Friday, December 14, 2012

One Foot in Front of Another

Most days lately, I have a chunk of the day between when my computer's battery runs out and when we start the generator, to read whatever books I have around here. Some of those books I've received from fellow authors most of whom I met on Facebook. Most are books that have been around here for a while. I just don't get to a bookstore very often. One thing I've noticed in nearly all of them is the varying degrees of attention to one important detail. You wouldn't think it's all that important, but if you ask me, it's one of those subliminal things that can really trip us up if we're not careful.

What am I talking about?

The order of events. No matter what kind of events you want to talk about, it's vital they happen in order. Just try to picture yourself walking across the living-room putting your front foot in front of your back foot - that might be fine for the very first step, but it will certainly hang you up by your heels if you try to do that with any following steps. Last time I checked, to make it across the room, the back foot needed to go in front of the front foot in order to make progress across the room.

This order applies to nearly everything we do. Words are strung along in a particular order as dictated by the language you speak, but there are many things you might not be so aware of that also follow an order. You notice, see, and look at things all in something of an order too. First you notice something, say, out of the corner of your eye, then you turn your head to locate it, and then you actually look at whatever it is, and maybe study it in detail, if it's interesting enough, not that every step needs to be included, but you just can't study some object and then notice it a few moments later.

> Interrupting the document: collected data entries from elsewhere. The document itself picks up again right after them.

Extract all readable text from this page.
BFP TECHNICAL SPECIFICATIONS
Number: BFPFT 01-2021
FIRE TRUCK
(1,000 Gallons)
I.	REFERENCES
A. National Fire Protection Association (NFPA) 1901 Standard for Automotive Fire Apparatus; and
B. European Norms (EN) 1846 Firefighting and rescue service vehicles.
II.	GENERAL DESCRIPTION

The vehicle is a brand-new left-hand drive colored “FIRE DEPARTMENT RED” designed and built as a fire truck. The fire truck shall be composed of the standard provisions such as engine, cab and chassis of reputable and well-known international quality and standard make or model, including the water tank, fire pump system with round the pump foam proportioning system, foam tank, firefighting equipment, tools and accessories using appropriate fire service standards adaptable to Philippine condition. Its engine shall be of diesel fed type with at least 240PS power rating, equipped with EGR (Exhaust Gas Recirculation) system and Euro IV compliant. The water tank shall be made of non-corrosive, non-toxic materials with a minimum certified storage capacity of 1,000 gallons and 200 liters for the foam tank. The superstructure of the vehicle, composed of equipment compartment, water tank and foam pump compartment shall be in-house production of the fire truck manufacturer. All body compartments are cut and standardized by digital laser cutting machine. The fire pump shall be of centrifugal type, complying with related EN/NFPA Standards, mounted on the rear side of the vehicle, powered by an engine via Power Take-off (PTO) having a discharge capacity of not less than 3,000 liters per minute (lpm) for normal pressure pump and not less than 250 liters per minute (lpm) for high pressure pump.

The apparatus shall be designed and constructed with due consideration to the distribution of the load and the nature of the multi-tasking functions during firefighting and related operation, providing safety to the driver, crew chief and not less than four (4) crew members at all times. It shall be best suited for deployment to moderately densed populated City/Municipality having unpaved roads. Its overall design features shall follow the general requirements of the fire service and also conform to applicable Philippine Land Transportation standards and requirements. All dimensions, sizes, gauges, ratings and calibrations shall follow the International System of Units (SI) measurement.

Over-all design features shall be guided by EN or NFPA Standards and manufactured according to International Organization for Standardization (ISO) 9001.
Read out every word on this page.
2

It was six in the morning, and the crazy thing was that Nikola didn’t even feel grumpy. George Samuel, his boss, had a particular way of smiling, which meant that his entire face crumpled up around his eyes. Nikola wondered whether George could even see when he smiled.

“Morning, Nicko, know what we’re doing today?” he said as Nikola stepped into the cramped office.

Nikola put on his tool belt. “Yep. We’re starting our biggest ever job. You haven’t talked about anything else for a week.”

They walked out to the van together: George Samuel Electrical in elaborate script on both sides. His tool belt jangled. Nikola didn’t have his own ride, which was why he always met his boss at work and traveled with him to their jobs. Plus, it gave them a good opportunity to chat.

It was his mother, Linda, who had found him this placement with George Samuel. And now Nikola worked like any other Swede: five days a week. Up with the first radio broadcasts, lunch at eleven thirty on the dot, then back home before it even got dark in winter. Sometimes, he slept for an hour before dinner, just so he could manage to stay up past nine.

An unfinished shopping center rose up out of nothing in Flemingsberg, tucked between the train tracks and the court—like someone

Okay, so I'm getting just a little too obvious in my examples, but I'm hoping you are getting my point. At the moment, I'm reading a book where the writer has a very coiling style to the way he tells his story. It's all good; as his characters go round and round in their path through the story, they are moving forward, but everything they do or think is generally hashed out in one manner or another at least once or twice before the actual action takes place. It's not quite repetition, something I advise against if I have the opportunity, and yet it is. His story line is more like a spring someone has flattened out across a table. To help you visualize this, lets take a spring from your mattress and then drive the car over it, and lets assume the spring remains flat after the car has gone on. This style took some getting used to, but the story is one I'd read again so it's pretty good. However, if his style was slightly less coiled, the book would be less than 725 pages long.

Why do I mention this book if I'm not going to review it?

Because of his coiling style, he sometimes gets his order of events - whatever they are - kinda turned around. I've only noticed it a handful of times, so he's pretty good at keeping things in order, but it did trip me up a time or two, and made me go back and read a passage through again. Yeah, I'll do that sometimes, if something gives me an unexpected swing. So, my advice to all you budding authors out there, pay attention to the order of events. Even things that don't seem to matter, can end up making a difference to the overall picture.

1 comment:

William Kendall said...

I think disregarding order like that only ends up annoying the reader... unless that's precisely what you intend to do.